The brief visit, with Mattis later setting off to Israel, came after Sisi hit it off with Trump during a White House meeting earlier this month.
Sisi’s visit marked a shift in relations after Trump’s predecessor Barack Obama had given the Egyptian leader the cold shoulder for leading the military overthrow of Islamist president Mohamed Morsi in 2013.
Obama temporarily suspended military aid to Egypt following a bloody crackdown on Morsi’s supporters.
Trump, however, has set aside criticism of Sisi’s human rights record while pledging to maintain support for the key US ally which receives an annual $1.3 billion in military aid.
The meeting “addressed aspects of military and security cooperation between the two countries and ways to further enhance them,” the president’s office said in a statement.
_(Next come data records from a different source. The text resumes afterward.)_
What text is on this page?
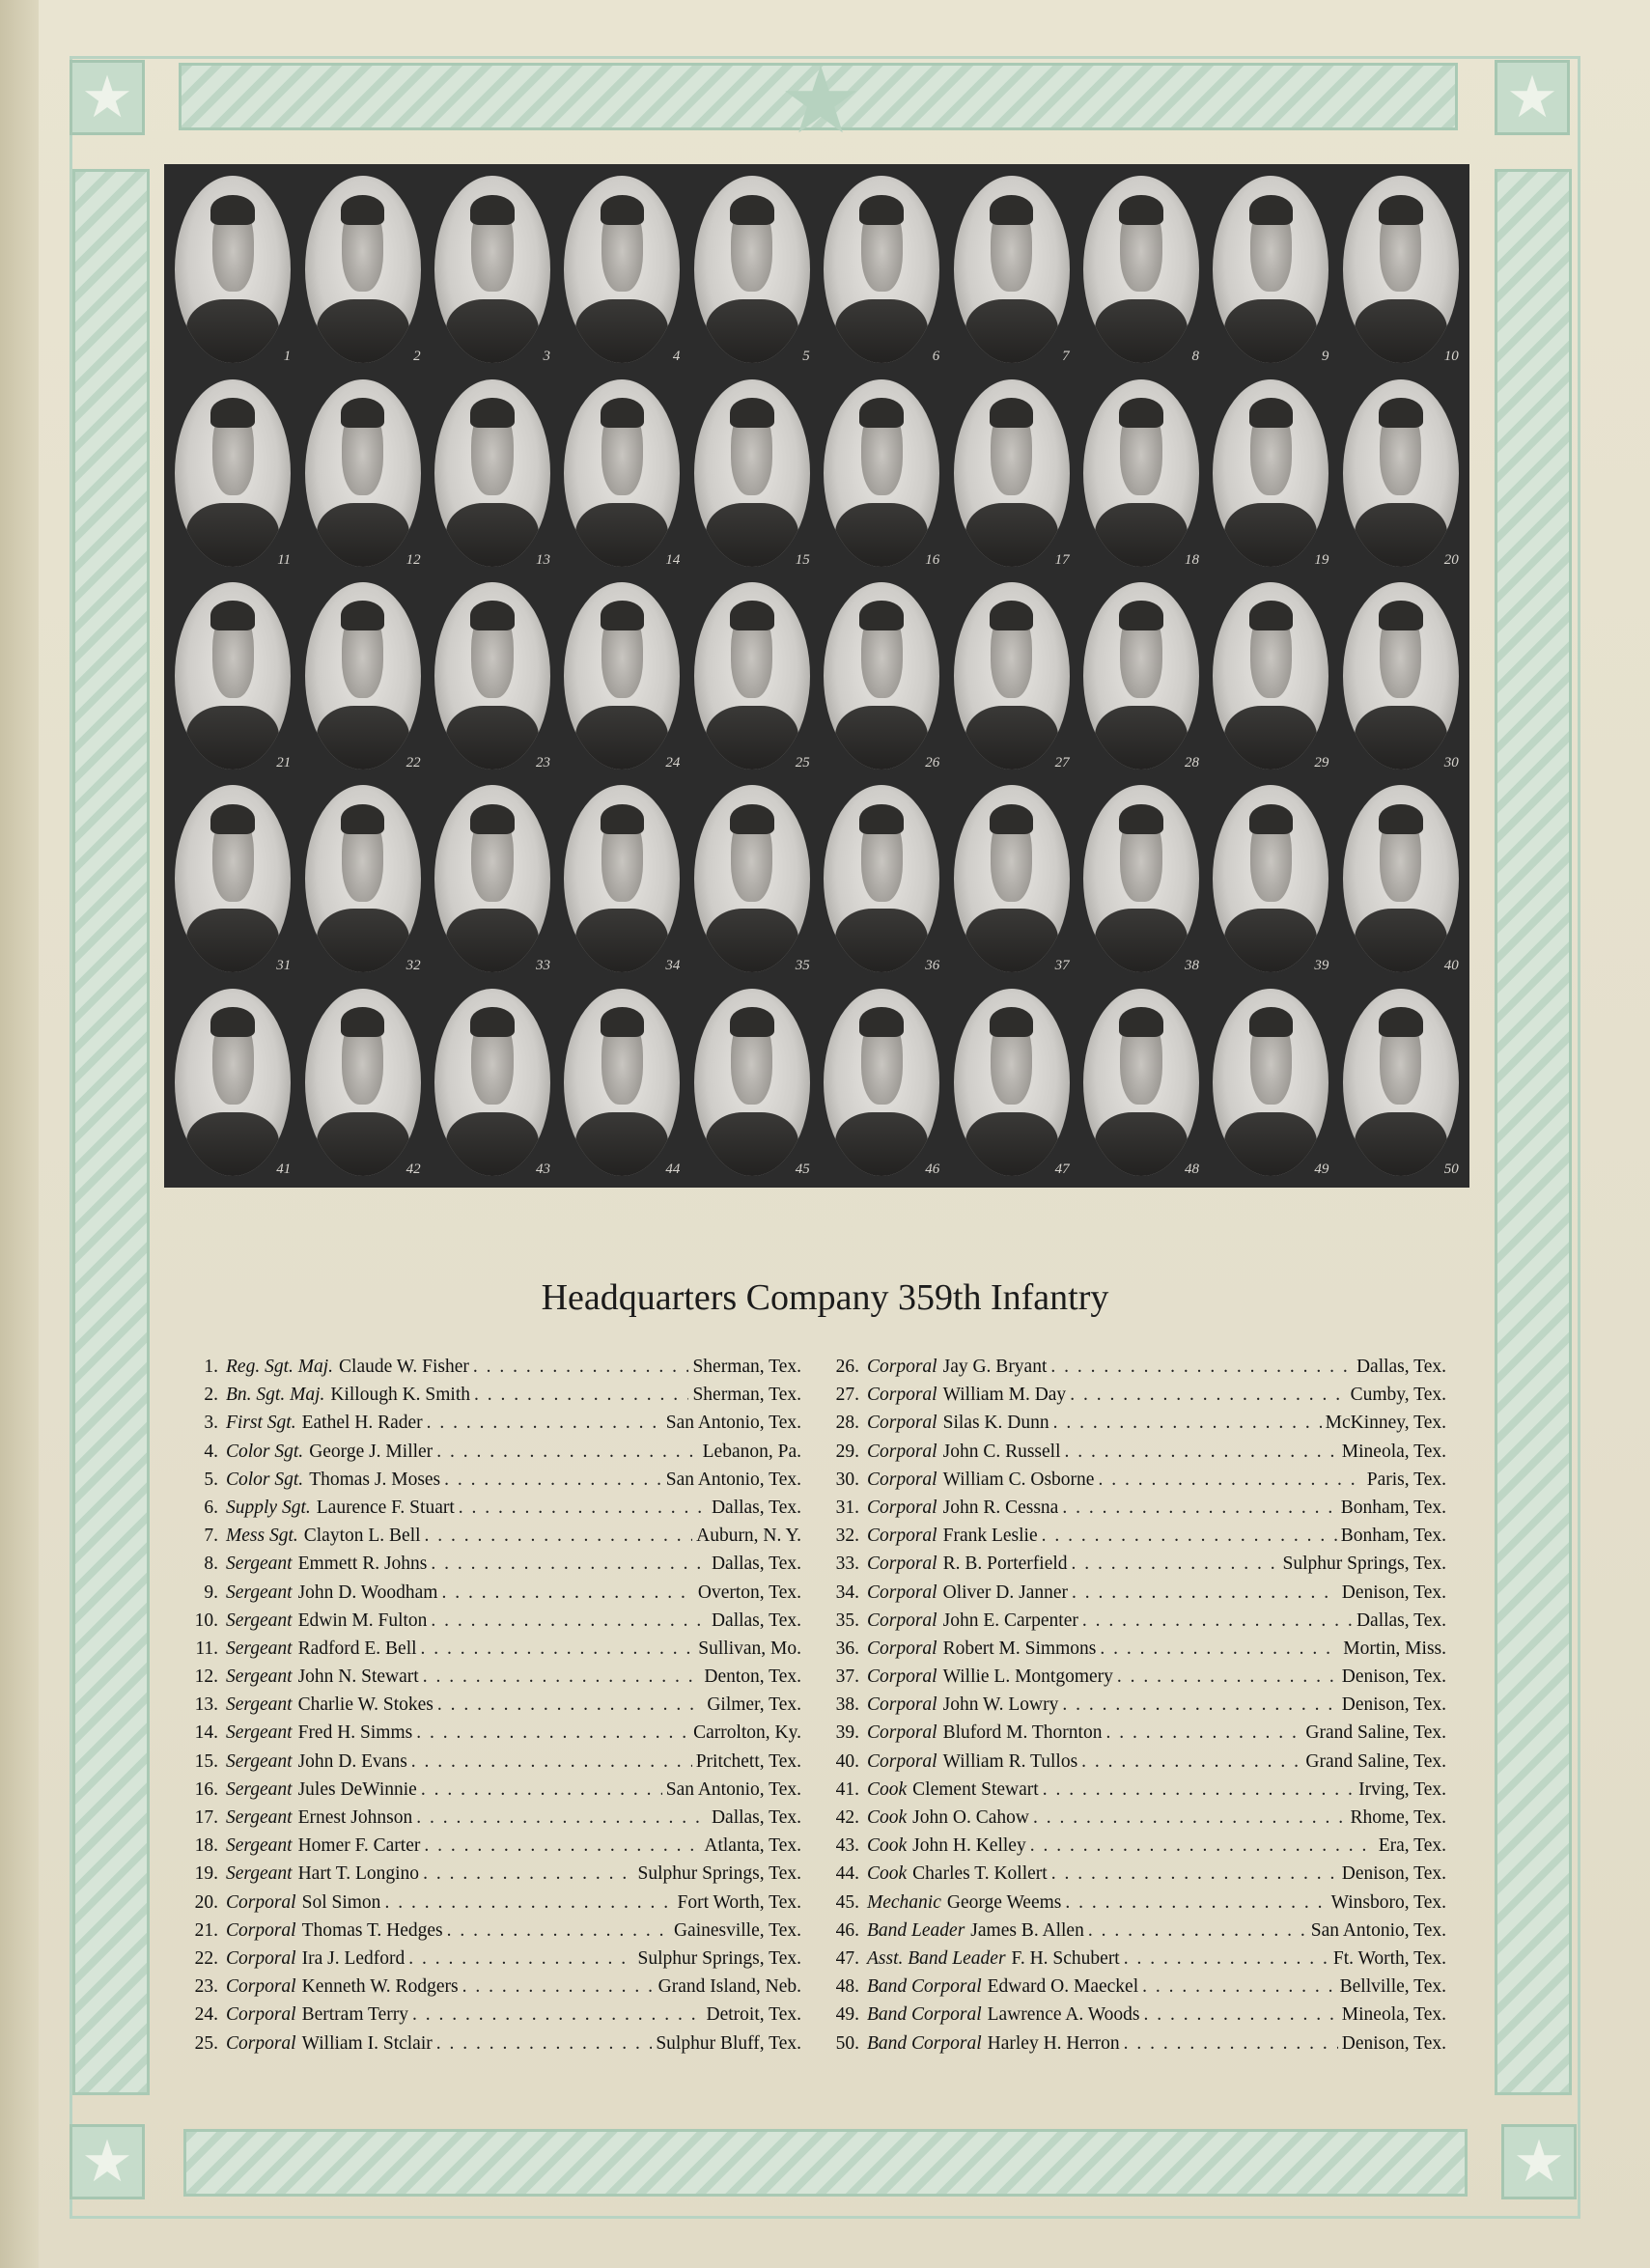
★
★	★
★	★
1	2	3	4	5	6	7	8	9	10
11	12	13	14	15	16	17	18	19	20
21	22	23	24	25	26	27	28	29	30
31	32	33	34	35	36	37	38	39	40
41	42	43	44	45	46	47	48	49	50
Headquarters Company 359th Infantry
1. Reg. Sgt. Maj. Claude W. Fisher . . .	Sherman, Tex.
2. Bn. Sgt. Maj. Killough K. Smith . . .	Sherman, Tex.
3. First Sgt. Eathel H. Rader . . .	San Antonio, Tex.
4. Color Sgt. George J. Miller . . .	Lebanon, Pa.
5. Color Sgt. Thomas J. Moses . . .	San Antonio, Tex.
6. Supply Sgt. Laurence F. Stuart . . .	Dallas, Tex.
7. Mess Sgt. Clayton L. Bell . . .	Auburn, N. Y.
8. Sergeant Emmett R. Johns . . .	Dallas, Tex.
9. Sergeant John D. Woodham . . .	Overton, Tex.
10. Sergeant Edwin M. Fulton . . .	Dallas, Tex.
11. Sergeant Radford E. Bell . . .	Sullivan, Mo.
12. Sergeant John N. Stewart . . .	Denton, Tex.
13. Sergeant Charlie W. Stokes . . .	Gilmer, Tex.
14. Sergeant Fred H. Simms . . .	Carrolton, Ky.
15. Sergeant John D. Evans . . .	Pritchett, Tex.
16. Sergeant Jules DeWinnie . . .	San Antonio, Tex.
17. Sergeant Ernest Johnson . . .	Dallas, Tex.
18. Sergeant Homer F. Carter . . .	Atlanta, Tex.
19. Sergeant Hart T. Longino . . .	Sulphur Springs, Tex.
20. Corporal Sol Simon . . .	Fort Worth, Tex.
21. Corporal Thomas T. Hedges . . .	Gainesville, Tex.
22. Corporal Ira J. Ledford . . .	Sulphur Springs, Tex.
23. Corporal Kenneth W. Rodgers . . .	Grand Island, Neb.
24. Corporal Bertram Terry . . .	Detroit, Tex.
25. Corporal William I. Stclair . . .	Sulphur Bluff, Tex.
26. Corporal Jay G. Bryant . . .	Dallas, Tex.
27. Corporal William M. Day . . .	Cumby, Tex.
28. Corporal Silas K. Dunn . . .	McKinney, Tex.
29. Corporal John C. Russell . . .	Mineola, Tex.
30. Corporal William C. Osborne . . .	Paris, Tex.
31. Corporal John R. Cessna . . .	Bonham, Tex.
32. Corporal Frank Leslie . . .	Bonham, Tex.
33. Corporal R. B. Porterfield . . .	Sulphur Springs, Tex.
34. Corporal Oliver D. Janner . . .	Denison, Tex.
35. Corporal John E. Carpenter . . .	Dallas, Tex.
36. Corporal Robert M. Simmons . . .	Mortin, Miss.
37. Corporal Willie L. Montgomery . . .	Denison, Tex.
38. Corporal John W. Lowry . . .	Denison, Tex.
39. Corporal Bluford M. Thornton . . .	Grand Saline, Tex.
40. Corporal William R. Tullos . . .	Grand Saline, Tex.
41. Cook Clement Stewart . . .	Irving, Tex.
42. Cook John O. Cahow . . .	Rhome, Tex.
43. Cook John H. Kelley . . .	Era, Tex.
44. Cook Charles T. Kollert . . .	Denison, Tex.
45. Mechanic George Weems . . .	Winsboro, Tex.
46. Band Leader James B. Allen . . .	San Antonio, Tex.
47. Asst. Band Leader F. H. Schubert . . .	Ft. Worth, Tex.
48. Band Corporal Edward O. Maeckel . . .	Bellville, Tex.
49. Band Corporal Lawrence A. Woods . . .	Mineola, Tex.
50. Band Corporal Harley H. Herron . . .	Denison, Tex.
Sisi told Mattis he wanted to “strengthen the ongoing military cooperation between the two countries,” it said.
Mattis in turn “reiterated the US’s commitment to reinvigorating these relations and broadening prospects for cooperation,” it added.
After meeting Sisi, Mattis held talks with Defence Minister Sedki Sobhi at his headquarters, where he was received with a marching band playing the US national anthem.
“We’ve always had an open relationship,” he told Sobhi.
After the meeting, Mattis participated in a wreath laying ceremony at Cairo’s Tomb of the Unknown Soldier.
He then prepared to fly on to Israel on the next leg of his tour, which started in Saudi Arabia.
In Egypt, the talks touched on the military’s counterinsurgency in the Sinai Peninsula, where an Islamic State group affiliate has killed hundreds of soldiers and policemen.
Mattis “affirmed Egypt’s pivotal role in the Middle East and commended its counter-terrorism efforts,” the president’s office said.
The insurgency in the Sinai took off after Morsi’s ouster with the Islamic State group increasingly expanding its attacks to other parts of Egypt.
It claimed two church bombings in the cities of Alexandria and Tanta on April 9 that killed 45 people, months after a deadly Cairo church bombing.
On Thursday, the military announced it had killed a top IS cleric in Sinai air strikes, along with 18 other jihadists.
The Pentagon is also concerned with preventing jihadists from crossing Libya’s porous border with Egypt and the reported presence of Russian troops in Egypt’s western desert, which Cairo has denied.
After Israel, Mattis will return to the Gulf on Saturday for talks in Qatar.